そんなことが聞こえた綺世は思わず、人混みに向かって叫んだ。

 

「まだそうと決まったわけじゃないでしょ‼」

 

叫ぶ綺世にはじめは「やめろ」とだけ小さく釘を刺した。

桜樹の遺体が運ばれたと入れ替わって、生物室内に聞き慣れた男の声が響いた。

 

「まさかお前の学校でこんなことになるとはな…」

 

振り返ると、警察手帳を片手に見せつける剣持の姿があった。

 

「…よう」

 

「なんだ?そこの神津くんと違って、偉く塩らしいじゃねえか」

 

剣持にも分かるくらい、はじめは気分を落としていた。

そんなはじめを久しぶりに見た綺世は複雑な心境だった。

剣持はそんなことには興味なく、この古びた旧校舎をまじまじと窺う。

 

「それにしてもボロい校舎だ。
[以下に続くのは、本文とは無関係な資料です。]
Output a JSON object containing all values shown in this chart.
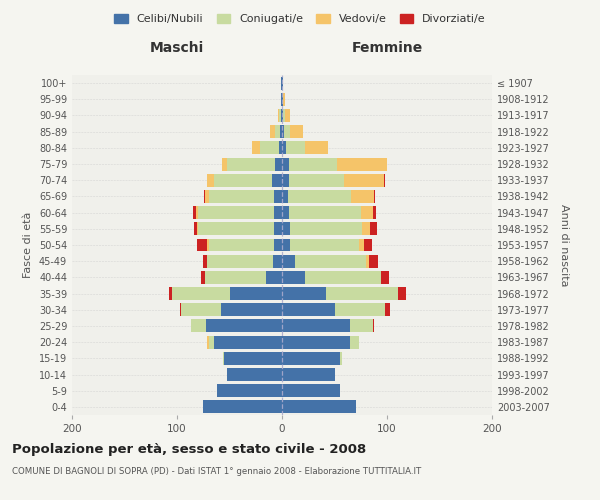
{
  "age_groups": [
    "0-4",
    "5-9",
    "10-14",
    "15-19",
    "20-24",
    "25-29",
    "30-34",
    "35-39",
    "40-44",
    "45-49",
    "50-54",
    "55-59",
    "60-64",
    "65-69",
    "70-74",
    "75-79",
    "80-84",
    "85-89",
    "90-94",
    "95-99",
    "100+"
  ],
  "birth_years": [
    "2003-2007",
    "1998-2002",
    "1993-1997",
    "1988-1992",
    "1983-1987",
    "1978-1982",
    "1973-1977",
    "1968-1972",
    "1963-1967",
    "1958-1962",
    "1953-1957",
    "1948-1952",
    "1943-1947",
    "1938-1942",
    "1933-1937",
    "1928-1932",
    "1923-1927",
    "1918-1922",
    "1913-1917",
    "1908-1912",
    "≤ 1907"
  ],
  "males": {
    "celibi": [
      75,
      62,
      52,
      55,
      65,
      72,
      58,
      50,
      15,
      9,
      8,
      8,
      8,
      8,
      10,
      7,
      3,
      2,
      1,
      1,
      1
    ],
    "coniugati": [
      0,
      0,
      0,
      1,
      5,
      15,
      38,
      55,
      58,
      62,
      62,
      72,
      72,
      62,
      55,
      45,
      18,
      5,
      2,
      0,
      0
    ],
    "vedovi": [
      0,
      0,
      0,
      0,
      1,
      0,
      0,
      0,
      0,
      0,
      1,
      1,
      2,
      3,
      6,
      5,
      8,
      4,
      1,
      0,
      0
    ],
    "divorziati": [
      0,
      0,
      0,
      0,
      0,
      0,
      1,
      3,
      4,
      4,
      10,
      3,
      3,
      1,
      0,
      0,
      0,
      0,
      0,
      0,
      0
    ]
  },
  "females": {
    "nubili": [
      70,
      55,
      50,
      55,
      65,
      65,
      50,
      42,
      22,
      12,
      8,
      8,
      7,
      6,
      7,
      7,
      4,
      2,
      1,
      1,
      1
    ],
    "coniugate": [
      0,
      0,
      0,
      2,
      8,
      22,
      48,
      68,
      72,
      68,
      65,
      68,
      68,
      60,
      52,
      45,
      18,
      6,
      2,
      0,
      0
    ],
    "vedove": [
      0,
      0,
      0,
      0,
      0,
      0,
      0,
      0,
      0,
      3,
      5,
      8,
      12,
      22,
      38,
      48,
      22,
      12,
      5,
      2,
      0
    ],
    "divorziate": [
      0,
      0,
      0,
      0,
      0,
      1,
      5,
      8,
      8,
      8,
      8,
      6,
      3,
      1,
      1,
      0,
      0,
      0,
      0,
      0,
      0
    ]
  },
  "colors": {
    "celibi": "#4472a8",
    "coniugati": "#c8dba0",
    "vedovi": "#f5c469",
    "divorziati": "#cc2222"
  },
  "xlim": 200,
  "title": "Popolazione per età, sesso e stato civile - 2008",
  "subtitle": "COMUNE DI BAGNOLI DI SOPRA (PD) - Dati ISTAT 1° gennaio 2008 - Elaborazione TUTTITALIA.IT",
  "ylabel_left": "Fasce di età",
  "ylabel_right": "Anni di nascita",
  "legend_labels": [
    "Celibi/Nubili",
    "Coniugati/e",
    "Vedovi/e",
    "Divorziati/e"
  ],
  "maschi_label": "Maschi",
  "femmine_label": "Femmine",
  "bg_color": "#f5f5f0",
  "plot_bg_color": "#f0f0eb"
}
廊下も狭いし、今にも朽ちそうだ」

 

「学校が出来て以来、ずっとあるものですからね…」

 

するとそこに警備員の立花がやって来て、目を丸くした。

 

「あれは!?やはり…昨日見たものは…!」

 

「あいつは誰だ?」

 

「警備員の立花さんだ。…昨夜、俺と一緒に桜樹先輩の首吊り死体を目撃した人だよ」

 

「……何ィ!?お前も見たって言うのか!?」

 

剣持も事前に死体の目撃情報があるのは聞いていたが、その目撃者がはじめだとは夢にも思わなかった。

 

「ああ…この生物室で黒いマントを羽織った仮面の奴が、蝋燭を片手に桜樹先輩の死体を見ていたんだ。だけど…扉が閉まり、生物室の扉を蹴破るまでの数分間で、死体、蝋燭、五芒星の魔法陣が全て消えていた」

 

「だから…私たちはあの時、帰るしかなかったんです…」

 

「なるほど…それで翌日来たら、この有様だったというわけか…」

 

そんな話をしていると、真壁が「ちょっと良いですか?“警視”さん?」と割って入って来た。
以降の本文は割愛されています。